Probing high-energy electronic excitations in the Shastry-Sutherland compound SrCu2(BO3)2 with resonant inelastic x-ray scattering and optical spectroscopy

The Shastry-Sutherland compound SrCu2(BO3)2 (SCBO) is a paradigmatic low-dimensional quantum spin system, featuring geometrically frustrated interacting spin dimers and a rich landscape of emergent quantum phenomena. While its magnetic properties have been extensively explored, the nature of its electronic excitations - particularly the Cu2+ d–d transitions - remains poorly understood. A detailed characterization of these excitations is essential to determine the crystal field splitting and the degree of Cu 3d–O 2p hybridization, both of which underpin superexchange interactions and magnetic behavior in SCBO. Here, the electronic properties of SCBO are investigated by combining spectroscopic techniques with theoretical approaches for first-principles band structure calculations.Experimentally, we employ L3-edge resonant inelastic x‑ray scattering (RIXS) to directly probe intra-d excitations, supplemented by broadband infrared reflectivity and ellipsometry measurements to resolve charge-transfer (CT) features. Theoretically, multireference quantum chemistry calculations accurately reproduce the energies (1.8–2.4 eV) and symmetries of the observed d–d excitations, while band-structure calculations based on density functional theory elucidate the CT excitation spectrum. These combined approaches define the energy scales for both d–d and CT transitions, validate the computational framework, and provide quantitative microscopic parameters essential for refining superexchange-based magnetic models in this prototypical frustrated quantum antiferromagnet.
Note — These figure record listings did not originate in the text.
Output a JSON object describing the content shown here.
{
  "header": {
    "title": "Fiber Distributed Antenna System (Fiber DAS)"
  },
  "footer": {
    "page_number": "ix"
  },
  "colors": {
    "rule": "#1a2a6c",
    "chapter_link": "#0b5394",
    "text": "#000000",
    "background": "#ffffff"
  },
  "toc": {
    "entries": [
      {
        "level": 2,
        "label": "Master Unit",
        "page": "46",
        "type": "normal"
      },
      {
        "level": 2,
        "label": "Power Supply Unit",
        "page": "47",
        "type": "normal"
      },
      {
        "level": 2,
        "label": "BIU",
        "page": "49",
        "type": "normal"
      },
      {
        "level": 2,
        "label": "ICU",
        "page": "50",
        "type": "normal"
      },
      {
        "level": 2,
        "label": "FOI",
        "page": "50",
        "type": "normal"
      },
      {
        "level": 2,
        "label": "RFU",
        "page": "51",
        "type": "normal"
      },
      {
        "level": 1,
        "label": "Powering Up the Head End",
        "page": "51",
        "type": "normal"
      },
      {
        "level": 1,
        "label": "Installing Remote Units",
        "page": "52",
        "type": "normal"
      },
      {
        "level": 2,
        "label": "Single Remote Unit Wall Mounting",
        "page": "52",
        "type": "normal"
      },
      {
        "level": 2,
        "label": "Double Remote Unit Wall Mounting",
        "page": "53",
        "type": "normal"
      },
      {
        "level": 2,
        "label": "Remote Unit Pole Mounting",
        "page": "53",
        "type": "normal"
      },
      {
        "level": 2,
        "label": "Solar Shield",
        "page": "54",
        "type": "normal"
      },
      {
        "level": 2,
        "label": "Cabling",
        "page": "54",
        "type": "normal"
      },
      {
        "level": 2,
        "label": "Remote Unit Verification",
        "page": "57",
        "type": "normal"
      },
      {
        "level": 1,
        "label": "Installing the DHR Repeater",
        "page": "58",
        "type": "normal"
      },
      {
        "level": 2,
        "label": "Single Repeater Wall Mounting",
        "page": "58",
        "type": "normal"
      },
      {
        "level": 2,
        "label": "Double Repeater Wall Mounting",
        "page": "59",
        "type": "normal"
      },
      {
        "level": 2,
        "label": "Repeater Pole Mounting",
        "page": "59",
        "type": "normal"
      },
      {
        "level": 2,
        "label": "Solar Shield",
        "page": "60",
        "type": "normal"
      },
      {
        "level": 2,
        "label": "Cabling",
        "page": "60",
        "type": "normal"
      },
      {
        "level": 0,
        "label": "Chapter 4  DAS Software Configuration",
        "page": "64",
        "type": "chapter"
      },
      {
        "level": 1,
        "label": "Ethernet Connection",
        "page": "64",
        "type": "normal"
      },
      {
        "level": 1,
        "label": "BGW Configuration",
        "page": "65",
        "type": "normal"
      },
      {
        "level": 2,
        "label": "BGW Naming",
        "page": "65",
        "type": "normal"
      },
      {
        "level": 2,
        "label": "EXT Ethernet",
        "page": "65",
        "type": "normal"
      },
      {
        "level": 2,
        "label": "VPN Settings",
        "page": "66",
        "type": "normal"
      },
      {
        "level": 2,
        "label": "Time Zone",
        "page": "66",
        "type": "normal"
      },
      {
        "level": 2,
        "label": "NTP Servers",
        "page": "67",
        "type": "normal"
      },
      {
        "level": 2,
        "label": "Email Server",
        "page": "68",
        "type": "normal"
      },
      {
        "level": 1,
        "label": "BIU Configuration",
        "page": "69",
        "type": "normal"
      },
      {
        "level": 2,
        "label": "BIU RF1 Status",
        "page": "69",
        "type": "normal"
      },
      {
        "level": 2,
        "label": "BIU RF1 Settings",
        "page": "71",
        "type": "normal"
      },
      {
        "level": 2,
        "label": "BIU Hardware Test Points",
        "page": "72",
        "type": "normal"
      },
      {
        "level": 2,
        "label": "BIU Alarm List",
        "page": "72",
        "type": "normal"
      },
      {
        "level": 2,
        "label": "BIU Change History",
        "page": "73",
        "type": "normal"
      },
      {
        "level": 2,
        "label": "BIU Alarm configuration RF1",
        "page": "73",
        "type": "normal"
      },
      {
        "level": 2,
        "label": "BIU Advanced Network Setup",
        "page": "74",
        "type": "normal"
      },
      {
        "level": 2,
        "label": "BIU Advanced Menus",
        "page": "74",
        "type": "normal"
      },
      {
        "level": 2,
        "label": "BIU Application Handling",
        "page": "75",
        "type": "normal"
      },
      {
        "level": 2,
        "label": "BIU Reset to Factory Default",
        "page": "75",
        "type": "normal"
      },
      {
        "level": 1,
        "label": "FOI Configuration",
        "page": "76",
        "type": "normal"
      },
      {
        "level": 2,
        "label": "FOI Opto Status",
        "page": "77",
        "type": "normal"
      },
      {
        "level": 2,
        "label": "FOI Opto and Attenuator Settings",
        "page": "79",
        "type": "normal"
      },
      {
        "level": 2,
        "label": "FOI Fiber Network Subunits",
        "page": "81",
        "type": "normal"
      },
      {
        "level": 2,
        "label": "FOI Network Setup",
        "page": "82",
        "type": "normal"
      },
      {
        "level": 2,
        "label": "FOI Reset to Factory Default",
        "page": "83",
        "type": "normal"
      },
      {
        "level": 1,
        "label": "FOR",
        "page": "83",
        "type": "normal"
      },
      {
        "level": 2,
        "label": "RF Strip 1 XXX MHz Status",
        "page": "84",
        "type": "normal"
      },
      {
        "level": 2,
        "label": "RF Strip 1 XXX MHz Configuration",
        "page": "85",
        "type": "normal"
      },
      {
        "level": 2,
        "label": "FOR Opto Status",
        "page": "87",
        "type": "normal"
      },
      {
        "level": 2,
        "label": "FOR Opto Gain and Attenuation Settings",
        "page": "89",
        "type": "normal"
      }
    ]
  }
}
沙斯特里-萨瑟兰化合物SrCu₂(BO₃)₂（SCBO）是一类典型的低维量子自旋系统（low-dimensional quantum spin system），其核心特征为存在几何阻挫的相互作用自旋二聚体（geometrically frustrated interacting spin dimers），并展现出丰富的涌现量子现象（emergent quantum phenomena）。尽管其磁性质已被广泛研究，但该体系的电子激发本质——尤其是Cu²+的d-d跃迁（d–d transitions）——仍不甚明晰。对这类电子激发进行详细表征，对于确定晶体场分裂（crystal field splitting）以及Cu 3d-O 2p杂化（Cu 3d–O 2p hybridization）程度至关重要，而这两者均是支撑SCBO中超交换相互作用（superexchange interactions）与磁行为的核心基础。本研究结合光谱技术与第一性原理能带结构计算（first-principles band structure calculations）理论方法，对SCBO的电子性质展开探究。实验层面，我们采用L₃边共振非弹性X射线散射（L3-edge resonant inelastic x‑ray scattering, RIXS）直接探测d内部激发，并辅以宽带红外反射光谱（broadband infrared reflectivity）与椭圆偏振法（ellipsometry）测量，以解析电荷转移（CT, charge-transfer）特征。理论层面，多参考量子化学计算（multireference quantum chemistry calculations）可精准复现观测到的d-d跃迁的能量范围（1.8–2.4 eV）与对称性，而基于密度泛函理论（density functional theory）的能带结构计算则阐明了电荷转移激发谱。上述联合方法明确了d-d跃迁与电荷转移跃迁的能量尺度，验证了计算框架，并为优化这类典型阻挫量子反铁磁体（prototypical frustrated quantum antiferromagnet）中基于超交换相互作用的磁模型提供了不可或缺的定量微观参数。